ヒントとコツ | ChIP実験を成功させるための7つのこと

ChIP実験でより良い結果を得るために、7つのポイントを解説します。


クロマチン免疫沈降(ChIP)の概要
  • ChIP(クロマチン免疫沈降、Chromatin  Immunoprecipitation)法は、生細胞内でDNAと相互作用する転写因子とクロマチン調節因子複合体の分析を可能にする強力な手法です。ChIPは、様々な機能状態において遺伝子に結合したネイティブクロマチン構造と因子の生細胞像を提供します。

  • ChIPの方法論には、タンパク質–DNA架橋(クロスリンク)が含まれます。

  • 単離された未精製のクロマチンは超音波処理され、通常300〜1000 bpの平均サイズの小さな断片が生成されます。

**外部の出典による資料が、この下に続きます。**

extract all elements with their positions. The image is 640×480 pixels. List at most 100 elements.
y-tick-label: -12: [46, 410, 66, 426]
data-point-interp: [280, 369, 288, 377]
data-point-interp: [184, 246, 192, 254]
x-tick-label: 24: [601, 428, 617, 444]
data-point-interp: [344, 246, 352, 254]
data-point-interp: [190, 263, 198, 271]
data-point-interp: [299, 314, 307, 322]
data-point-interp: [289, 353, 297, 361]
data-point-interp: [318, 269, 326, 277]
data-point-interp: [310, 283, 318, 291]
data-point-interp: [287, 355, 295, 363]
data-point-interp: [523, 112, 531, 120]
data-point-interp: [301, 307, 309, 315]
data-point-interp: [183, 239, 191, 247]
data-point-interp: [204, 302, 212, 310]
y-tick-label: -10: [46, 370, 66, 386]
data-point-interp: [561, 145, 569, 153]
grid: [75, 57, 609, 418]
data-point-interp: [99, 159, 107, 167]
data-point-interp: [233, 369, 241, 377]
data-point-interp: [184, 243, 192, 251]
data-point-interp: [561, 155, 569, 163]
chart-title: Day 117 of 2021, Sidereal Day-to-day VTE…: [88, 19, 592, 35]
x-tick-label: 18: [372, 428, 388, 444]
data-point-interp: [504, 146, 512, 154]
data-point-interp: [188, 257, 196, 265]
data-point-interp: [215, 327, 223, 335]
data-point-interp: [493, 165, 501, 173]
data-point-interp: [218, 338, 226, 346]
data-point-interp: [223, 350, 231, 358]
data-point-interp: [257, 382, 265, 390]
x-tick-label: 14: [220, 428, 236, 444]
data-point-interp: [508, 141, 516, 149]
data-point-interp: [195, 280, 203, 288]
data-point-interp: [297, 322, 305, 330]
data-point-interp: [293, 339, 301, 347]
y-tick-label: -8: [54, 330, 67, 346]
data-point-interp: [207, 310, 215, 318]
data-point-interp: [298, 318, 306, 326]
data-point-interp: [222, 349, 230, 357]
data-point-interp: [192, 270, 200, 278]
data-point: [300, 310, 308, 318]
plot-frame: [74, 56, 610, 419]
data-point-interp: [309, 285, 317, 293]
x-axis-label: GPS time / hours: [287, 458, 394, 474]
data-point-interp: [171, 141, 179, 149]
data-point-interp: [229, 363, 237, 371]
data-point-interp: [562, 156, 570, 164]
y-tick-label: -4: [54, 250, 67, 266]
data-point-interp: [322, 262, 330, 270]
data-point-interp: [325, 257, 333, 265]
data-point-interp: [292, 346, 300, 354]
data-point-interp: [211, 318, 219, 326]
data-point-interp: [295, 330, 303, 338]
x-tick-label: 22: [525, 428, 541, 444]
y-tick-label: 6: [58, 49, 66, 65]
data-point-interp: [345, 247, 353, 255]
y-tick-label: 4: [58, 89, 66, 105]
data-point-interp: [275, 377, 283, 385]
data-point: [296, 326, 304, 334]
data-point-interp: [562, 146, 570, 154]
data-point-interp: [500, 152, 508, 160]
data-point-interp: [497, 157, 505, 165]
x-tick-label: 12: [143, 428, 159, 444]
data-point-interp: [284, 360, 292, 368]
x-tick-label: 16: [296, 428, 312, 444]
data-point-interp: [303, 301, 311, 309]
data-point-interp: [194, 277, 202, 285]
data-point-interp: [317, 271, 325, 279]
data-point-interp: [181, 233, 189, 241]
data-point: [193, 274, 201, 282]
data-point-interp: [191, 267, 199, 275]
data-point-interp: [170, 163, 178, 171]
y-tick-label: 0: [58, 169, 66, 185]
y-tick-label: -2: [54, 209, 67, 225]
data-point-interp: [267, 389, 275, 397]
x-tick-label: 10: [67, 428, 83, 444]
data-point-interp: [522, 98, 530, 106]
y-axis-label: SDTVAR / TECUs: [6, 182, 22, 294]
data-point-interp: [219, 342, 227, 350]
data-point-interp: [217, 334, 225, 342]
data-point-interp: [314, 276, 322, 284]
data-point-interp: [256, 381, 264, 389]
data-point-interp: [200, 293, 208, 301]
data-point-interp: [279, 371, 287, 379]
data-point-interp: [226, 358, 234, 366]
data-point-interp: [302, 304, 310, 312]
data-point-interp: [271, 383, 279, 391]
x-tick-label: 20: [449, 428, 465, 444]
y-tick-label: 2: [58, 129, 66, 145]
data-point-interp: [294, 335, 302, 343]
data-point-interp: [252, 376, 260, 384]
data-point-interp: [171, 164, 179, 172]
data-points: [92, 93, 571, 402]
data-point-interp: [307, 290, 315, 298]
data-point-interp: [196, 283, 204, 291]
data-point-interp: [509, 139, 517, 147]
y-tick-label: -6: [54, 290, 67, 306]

  • タンパク質特異的抗体を使用し、クロマチンの断片を免疫沈降します。

  • 免疫沈降物の分子分析を使用して、目的のタンパク質が、選択したDNA領域にin vivoで結合しているかどうかを明らかにします。

 

クロマチン構造が遺伝子発現の調節に決定的な役割を果たすというエビデンスが増えているという観点から、遺伝子調節の構造的側面と機能的側面を両方同時に研究する傾向が高まっています。以下は、ChIP実験の最適化に役立つ最も関連性の高いヒントの要約です。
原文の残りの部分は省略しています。